GloRilla recorded a since-deleted Triller video of her lighting a Backwood in the bathroom and playing the song. Through Hitkidd's advice on increasing the song's exposure, GloRilla changed her explicit second verse to boost radio play, and shot a music video for it. The video was shot by Ricco, who finished editing it that same night. The song was released the next day, and the music video was released alongside the single. It sees GloRilla and her friends "wilding out" and drinking.

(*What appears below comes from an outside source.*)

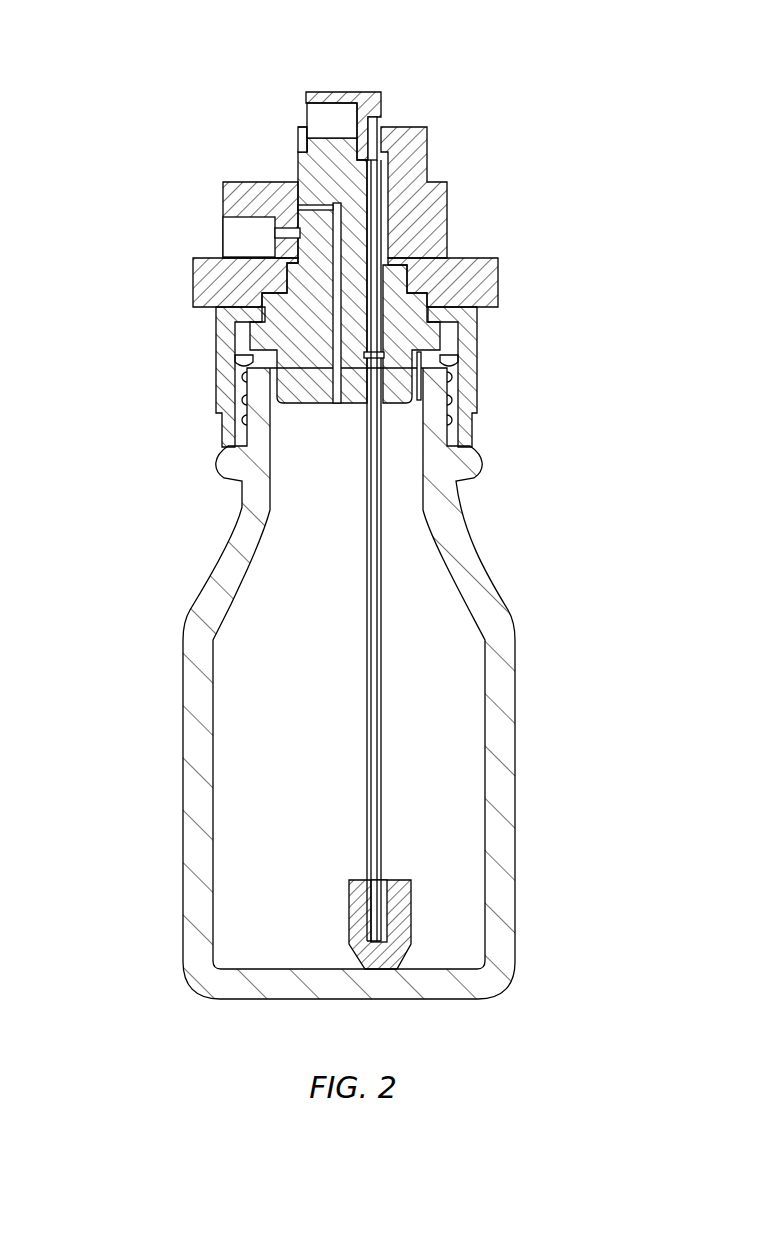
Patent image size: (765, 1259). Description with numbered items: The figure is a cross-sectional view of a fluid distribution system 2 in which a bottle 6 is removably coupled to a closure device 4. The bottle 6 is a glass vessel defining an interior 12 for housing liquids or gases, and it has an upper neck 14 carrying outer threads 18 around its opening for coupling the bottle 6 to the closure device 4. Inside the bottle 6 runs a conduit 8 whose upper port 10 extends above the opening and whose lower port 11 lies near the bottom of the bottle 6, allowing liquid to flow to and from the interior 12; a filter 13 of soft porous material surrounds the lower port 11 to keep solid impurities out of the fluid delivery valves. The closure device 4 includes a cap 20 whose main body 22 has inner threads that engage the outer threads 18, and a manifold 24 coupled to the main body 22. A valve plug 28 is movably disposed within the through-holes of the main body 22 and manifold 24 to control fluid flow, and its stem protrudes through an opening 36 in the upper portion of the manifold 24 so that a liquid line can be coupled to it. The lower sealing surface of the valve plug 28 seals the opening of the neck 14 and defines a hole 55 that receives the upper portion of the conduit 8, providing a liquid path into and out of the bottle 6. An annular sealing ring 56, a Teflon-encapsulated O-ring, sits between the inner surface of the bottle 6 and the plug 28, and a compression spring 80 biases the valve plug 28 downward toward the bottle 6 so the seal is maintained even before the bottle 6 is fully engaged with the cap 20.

Two days later, Blac Noize! Recordings and Big Machine Label Group approached Hitkidd to re-release "F.N.F." on streaming platforms through their hip hop label venture. Soon after the song was made available on streaming platforms, it quickly gained recognition and popularity on TikTok. The song was also remixed by other artists.

==Composition==
"F.N.F. (Let's Go)" is a crunk song, in which GloRilla raps about her freedom after ending her relationship with a womanizer and embracing spending time with her girlfriends instead. The beat has been described as having a "menacing key loop and propulsive drums".

==Critical reception==
The song received generally positive reviews. Music critics have considered it a summer anthem. Brandon Callender described the production as "catchy enough to keep your ears perked". C.G. of XXL wrote, "From the spelling on the hook—'I'm F-R-E-E, fuck-n***a-free'—to her witty insults—'He say, "Y'all be living fast," nah, pussy boy, you slow', Big Glo's got the bars to match the charisma, and there's a whole lot of it. Hitkidd's pulsing production lends itself to the carefree nature of the rap newcomer's rhymes as well."

=== Year-end lists ===

| Publication | List | Rank | Ref. |
| Los Angeles Times | 100 Best Songs of 2022 | 35 |  |
| NPR | 1 |  |
| Pitchfork | 3 |  |
| Time | 10 Best Songs of 2022 | 4 |  |

==Awards and nominations==

| Awards | Year | Category | Result | Ref. |
|---|---|---|---|---|
| BET Awards | 2023 | Best Collaboration | Nominated |  |
| BET Hip Hop Awards | 2022 | Song of the Year | Nominated |  |
| Grammy Awards | 2023 | Best Rap Performance | Nominated |  |

==Remixes==
Several artists have released freestyles to the song, including Renni Rucci, Kaliii and Erica Banks. On September 9, 2022, an official remix featuring rappers Latto and JT (of City Girls) was released. Originally, American rapper Saweetie was supposed to be featured on said remix. However Hitkidd confirmed Saweetie was replaced on the remix due to paperwork issues.

==Chart performance==
The song debuted at number 91 on the Billboard Hot 100, becoming the first charting song for both Hitkidd and GloRilla. The song peaked at number 42 on the Billboard Hot 100 and number one on the Mainstream R&B/Hip-Hop Airplay chart.

==Charts==

===Weekly charts===

Weekly chart performance for "F.N.F. (Let's Go)"
| Chart (2022) | Peak position |
|---|---|
| US Billboard Hot 100 | 42 |
| US Hot R&B/Hip-Hop Songs (Billboard) | 11 |
| US Rhythmic Airplay (Billboard) | 11 |

===Year-end charts===

2022 year-end chart performance for "F.N.F. (Let's Go)"
| Chart (2022) | Position |
|---|---|
| US Hot R&B/Hip-Hop Songs (Billboard) | 29 |

==Certifications==

Certifications for "F.N.F. (Let's Go)"
| Region | Certification | Certified units/sales |
| United States (RIAA) | Platinum | 1,000,000^{‡} |
^{‡} Sales+streaming figures based on certification alone.